Though she took a break in between, Indira tried her best during sports events in school. However, her heart always yearned to showcase her talents on the national and international track. “I’m part of a pension union, and another member of the same recognised the sports person in me and motivated me to be a part of the masters’ competition. When I communicated the idea with my husband, he wasn’t convinced at first. As I returned with laurels, his joy knew no bounds,” says Indira.
Indira’s fascination for sports at this age has also invited criticism from many. “People have pointed fingers at me for taking up sports at this age and have advised me many times to be at rest and not cause any health issues. Fortunately, I don’t have any lifestyle disorders or health conditions. Being physically active has helped me be hale and hearty. So I’ll continue to pursue what I love,” she chuckles.

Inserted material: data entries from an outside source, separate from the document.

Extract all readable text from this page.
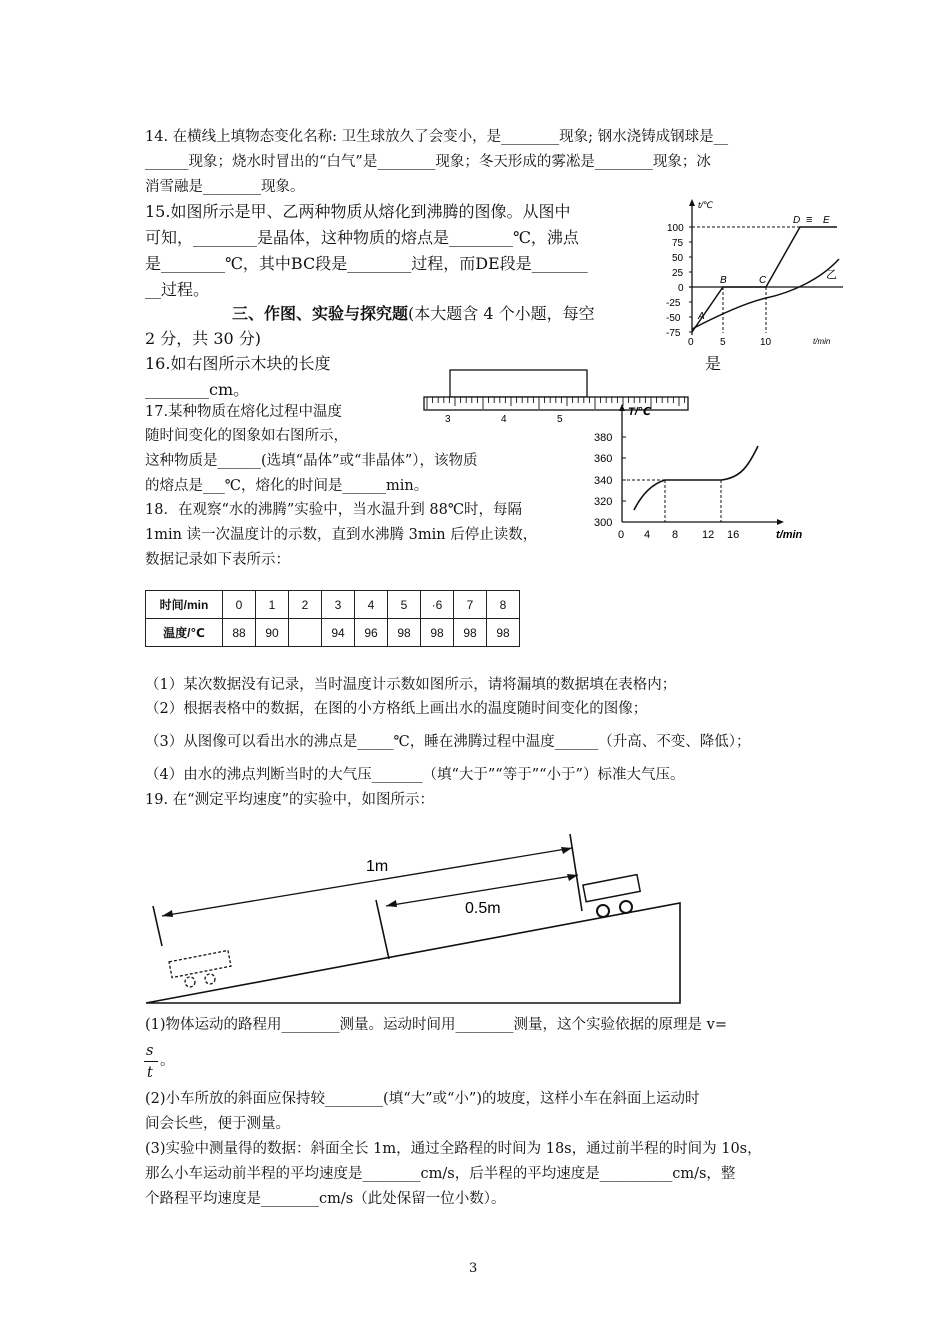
14. 在横线上填物态变化名称: 卫生球放久了会变小，是________现象; 钢水浇铸成钢球是__
______现象；烧水时冒出的“白气”是________现象；冬天形成的雾凇是________现象；冰
消雪融是________现象。
15.如图所示是甲、乙两种物质从熔化到沸腾的图像。从图中
可知，________是晶体，这种物质的熔点是________℃，沸点
是________℃，其中BC段是________过程，而DE段是_______
__过程。
三、作图、实验与探究题(本大题含 4 个小题，每空
2 分，共 30 分)
16.如右图所示木块的长度	是
________cm。
17.某种物质在熔化过程中温度
随时间变化的图象如右图所示，
这种物质是______(选填“晶体”或“非晶体”），该物质
的熔点是___℃，熔化的时间是______min。
18．在观察“水的沸腾”实验中，当水温升到 88℃时，每隔
1min 读一次温度计的示数，直到水沸腾 3min 后停止读数，
数据记录如下表所示：
时间/min	0	1	2	3	4	5	·6	7	8
温度/℃	88	90		94	96	98	98	98	98
（1）某次数据没有记录，当时温度计示数如图所示，请将漏填的数据填在表格内；
（2）根据表格中的数据，在图的小方格纸上画出水的温度随时间变化的图像；
（3）从图像可以看出水的沸点是_____℃，睡在沸腾过程中温度______（升高、不变、降低）；
（4）由水的沸点判断当时的大气压_______（填“大于”“等于”“小于”）标准大气压。
19. 在“测定平均速度”的实验中，如图所示：
(1)物体运动的路程用________测量。运动时间用________测量，这个实验依据的原理是 v=
s
t
。
(2)小车所放的斜面应保持较________(填“大”或“小”)的坡度，这样小车在斜面上运动时
间会长些，便于测量。
(3)实验中测量得的数据：斜面全长 1m，通过全路程的时间为 18s，通过前半程的时间为 10s，
那么小车运动前半程的平均速度是________cm/s，后半程的平均速度是__________cm/s，整
个路程平均速度是________cm/s（此处保留一位小数）。
3
100
75
50
25
0
-25
-50
-75
0	5	10
t/℃
t/min
A
B	C
D ≡ E
乙
3	4	5
380
360
340
320
300
0 4 8 12 16
T/℃
t/min
1m
0.5m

Indira chose to lead an active lifestyle even post-retirement. “I continue the habit of walking. If I can cover the distance, then I won’t depend on any other mode of commute. I don’t have a trainer, and when time permits, I wear the jersey and run some laps around the University stadium to build stamina and strength. Also, I don’t follow a set dietary plan. I eat homemade food and drink milk every day.”
Financial backing is required
As per reports, the 2024 World Masters Athletics Championships will be held on August 13. The masters athletics, held for those above 35 years of age does not have any backing from the government. Though Indiradevi got selected for the World Masters, she is sceptical of participating as the event requires athletes to raise funds on their own. “So far, none of us has received any backing from the government. I’ve been investing money in the sport using my pension.
I can put in funds, but it’s difficult. There are many talented athletes, who can make the country proud but are unable to participate due to financial constraints,” she says. A state competition for next year’s Asia Masters Athletics will be held in December. “We have plans to raise our concern with the sports minister and Chief Minister. A masters competition is as important as any sports event, though many think otherwise,” she concludes.